La présence de bactéries oculaires pourrait jouer un rôle dans l’aggravation d’Alzheimer

Image d'illustration. Oeil visionADN
Des chercheurs ont identifié la présence de bactéries à l’arrière de l’œil chez certains patients, suggérant un lien potentiel avec la progression de la maladie d’Alzheimer. Cette découverte ouvre de nouvelles perspectives pour comprendre ce trouble neurodégénératif.
Tl;dr
- Bactérie courante détectée dans la rétine de patients Alzheimer
- Présence liée à inflammation et déclin cognitif accru
- Piste pour un diagnostic oculaire non-invasif envisagée
Une bactérie familière au cœur d’une nouvelle piste sur Alzheimer
Il arrive parfois que la science révèle des connexions inattendues. Récemment, une équipe du Cedars-Sinai Medical Center s’est penchée sur une hypothèse intrigante : la présence anormale d’une bactérie respiratoire courante, Chlamydia pneumoniae, dans la rétine pourrait être liée à l’aggravation de la maladie d’Alzheimer. Si ce micro-organisme est bien connu pour provoquer des infections pulmonaires et sinusales, sa détection à des niveaux élevés dans le tissu oculaire de patients atteints d’Alzheimer vient bouleverser certains paradigmes.

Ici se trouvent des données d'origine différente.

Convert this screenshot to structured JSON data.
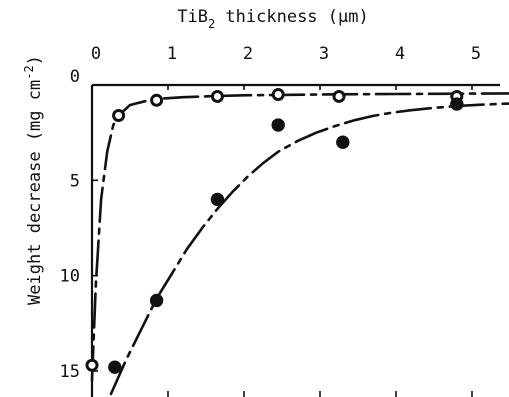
{
  "chart_data": {
    "type": "scatter",
    "title": "",
    "xlabel_main": "TiB",
    "xlabel_sub": "2",
    "xlabel_rest": " thickness (",
    "xlabel_mu": "μ",
    "xlabel_end": "m)",
    "ylabel_main": "Weight decrease (mg cm",
    "ylabel_sup": "-2",
    "ylabel_end": ")",
    "x_axis_position": "top",
    "y_axis_inverted": true,
    "xlim": [
      0,
      5.6
    ],
    "ylim": [
      0,
      16
    ],
    "xticks": [
      0,
      1,
      2,
      3,
      4,
      5
    ],
    "yticks": [
      0,
      5,
      10,
      15
    ],
    "grid": false,
    "series": [
      {
        "marker": "open-circle",
        "x": [
          0,
          0.35,
          0.85,
          1.65,
          2.45,
          3.25,
          4.8
        ],
        "y": [
          14.7,
          1.6,
          0.8,
          0.6,
          0.5,
          0.6,
          0.6
        ],
        "curve": {
          "style": "dashed",
          "x": [
            0,
            0.05,
            0.12,
            0.2,
            0.28,
            0.35,
            0.5,
            0.7,
            0.9,
            1.2,
            1.6,
            2.0,
            2.5,
            3.0,
            3.5,
            4.0,
            4.5,
            5.0,
            5.6
          ],
          "y": [
            15.5,
            10.5,
            6.0,
            3.5,
            2.1,
            1.6,
            1.05,
            0.85,
            0.72,
            0.64,
            0.58,
            0.54,
            0.52,
            0.5,
            0.48,
            0.47,
            0.46,
            0.45,
            0.44
          ]
        }
      },
      {
        "marker": "filled-circle",
        "x": [
          0.3,
          0.85,
          1.65,
          2.45,
          3.3,
          4.8
        ],
        "y": [
          14.8,
          11.3,
          6.0,
          2.1,
          3.0,
          1.0
        ],
        "curve": {
          "style": "dashed",
          "x": [
            0.25,
            0.45,
            0.65,
            0.85,
            1.05,
            1.25,
            1.45,
            1.65,
            1.85,
            2.05,
            2.25,
            2.45,
            2.7,
            2.95,
            3.2,
            3.45,
            3.7,
            3.95,
            4.2,
            4.5,
            4.8,
            5.2,
            5.6
          ],
          "y": [
            16.2,
            14.4,
            12.8,
            11.2,
            9.9,
            8.6,
            7.5,
            6.5,
            5.6,
            4.8,
            4.1,
            3.5,
            2.95,
            2.5,
            2.15,
            1.85,
            1.62,
            1.45,
            1.32,
            1.2,
            1.1,
            1.02,
            0.96
          ]
        }
      }
    ]
  }
}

L’œil, miroir du cerveau ?
Les chercheurs ont minutieusement analysé les tissus cérébraux et oculaires prélevés sur 104 personnes après leur décès : certains présentaient des troubles cognitifs légers ou une maladie d’Alzheimer, tandis que d’autres n’avaient pas rapporté de problèmes similaires. Le constat s’est avéré frappant : une corrélation nette entre la quantité de C. pneumoniae retrouvée dans l’œil (et le cerveau) et le niveau de déclin cognitif.

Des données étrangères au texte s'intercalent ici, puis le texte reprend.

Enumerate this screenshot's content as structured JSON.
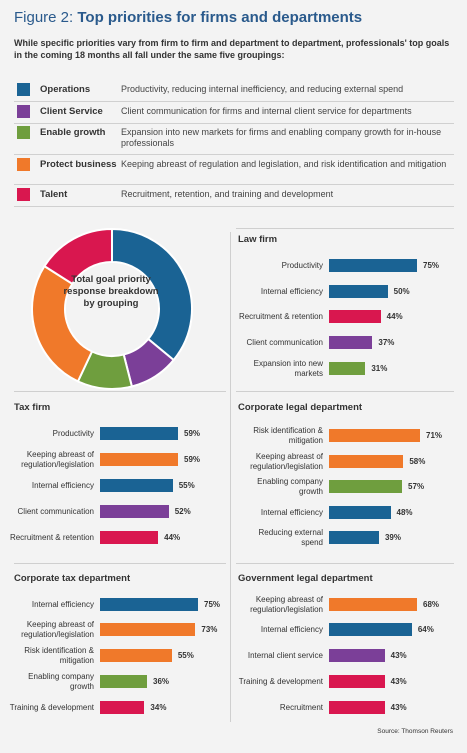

Par ailleurs, ceux porteurs du gène APOE, déjà connu pour augmenter le risque d’Alzheimer, affichaient aussi davantage de traces bactériennes. Pourtant, chez les sujets souffrant uniquement d’une légère altération cognitive, cette différence était beaucoup moins évidente.
Une cascade inflammatoire qui interroge
Pour comprendre les mécanismes à l’œuvre, l’équipe a poursuivi ses investigations sur des cultures neuronales en laboratoire ainsi que sur des modèles animaux. Les résultats convergent : l’infection par C. pneumoniae favorise une inflammation persistante, une augmentation du dépôt de protéines amyloïdes-bêta – marqueur bien connu d’Alzheimer – et accentue la perte neuronale.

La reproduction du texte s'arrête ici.